Title: Saints and Charlatans
Author: Sarim Baig
Genre: Short-stories, Fiction, Contemporary
This is Sarim Baig’s debut narrative. It is a collection of short stories that are set in contemporary Punjab in the neighborhood of Rampura where the majority of settlers are from the village of Suratwalla. As someone who grew up in a small town, the small-town mentality depicted here was all too familiar. Everyone knows everyone and everyone wants to know everything!
To begin with I am not much into short stories, I usually prefer novels so I get a better chance to get acquainted with the characters. It was the recency of the book along with the title that compelled me to read this one. However, a compelling feature of this book is that one never quite breaks away from the characters as they reappear in another story. So that feeling of getting reacquainted with a familiar character stayed with me until the end of the book.
People have moved out of Suratwalla yet the village hasn’t left them: the city-dwellers look down upon those who still dwell there, there are dreamers who want to escape, there are people with no other attachments that are tying to disappear in the chaos and there are people who are admired and hated on the basis of rumors.
As the title implies the main premise of the book is that people adapt to their circumstances. In order to survive some take up roles as saints and some are the black sheep, but essentially there is always more to each person than they let the world know. There are nine different stories in the book, with a similar underlying message. Bougainvillea tells the story of a village boy who risks everything to impress his hero, and ends up discovering secrets that could tear apart everything he idolizes. Our Zubi Uncle was the other story I liked most, it featured a misfit uncle who was disliked by his entire family but this uncle showed more depth of character than any of the superficial wealthy relatives.
There are two things that could be improved in the book in my opinion though, hence the four star in the rating. Firstly the author spins several unfinished stories about characters that are not central to the plot, which drags the reader further away from the story line. Secondly although this is a collection of tales from a village, yet none of the stories features any significant representation of women. Each is written from the male perspective with women functioning as annoying characters or someone unreachable.

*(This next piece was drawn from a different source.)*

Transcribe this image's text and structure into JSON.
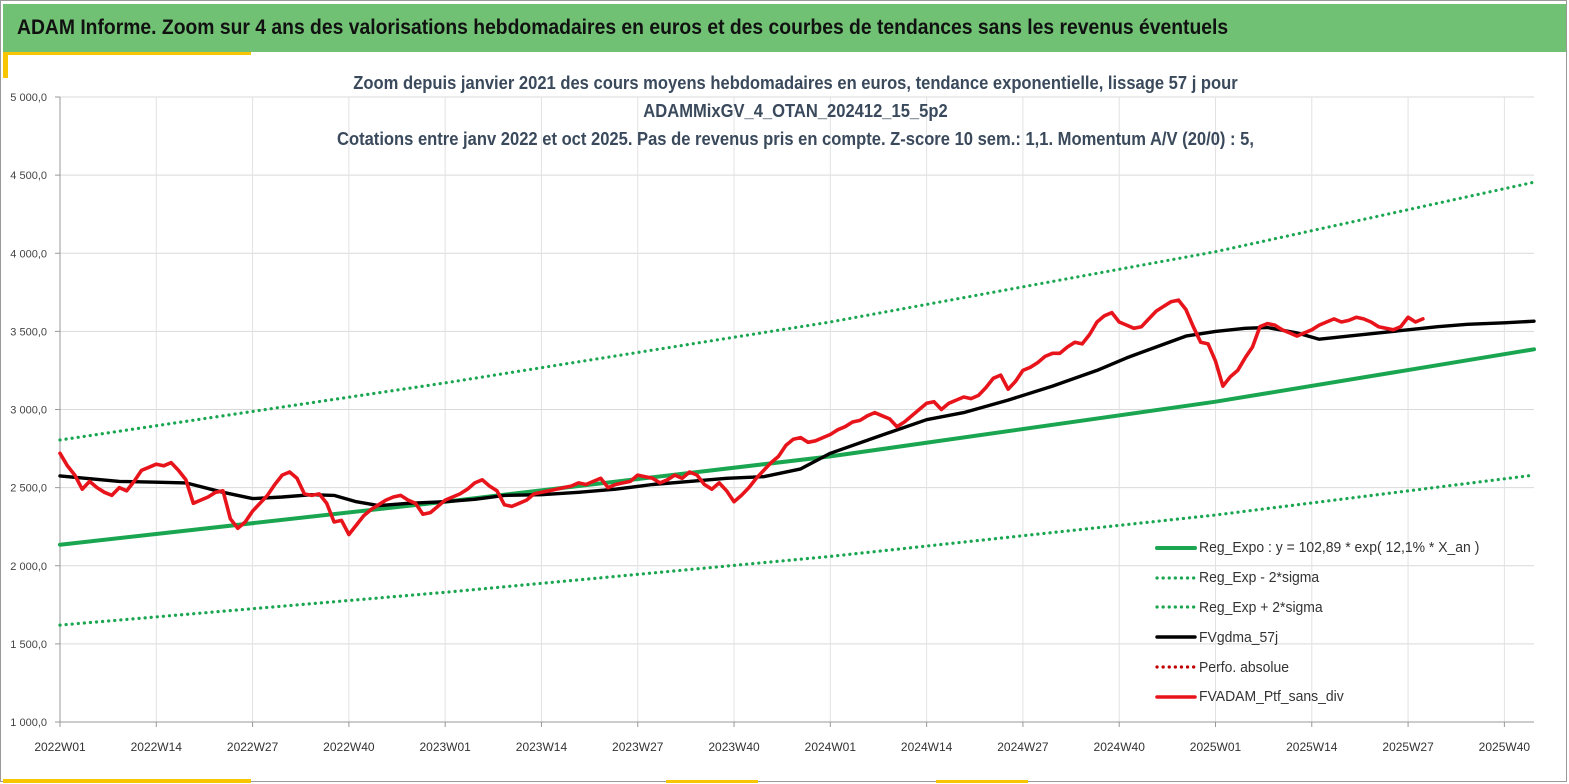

That said, the male characters are extremely powerful and they stayed with me long after I read the book. I had to literally put the book down just so I could linger in the characterization a bit longer. The Player in particular had me re-reading the last few paragraphs because as a Karachiette I am all too familiar with the face-less people on the streets.
Presently this book is available in paper-back only in Pakistan, I am not sure about the e-book version. I borrowed it from The Reader’s Club, a book rental service. Mr Baig is a marvelous story teller and has managed to add in a flavour of culture though his characters and setting. Looking forward to more books from this author and a much broader audience for this book, Saints and Charlatans truly deserves it!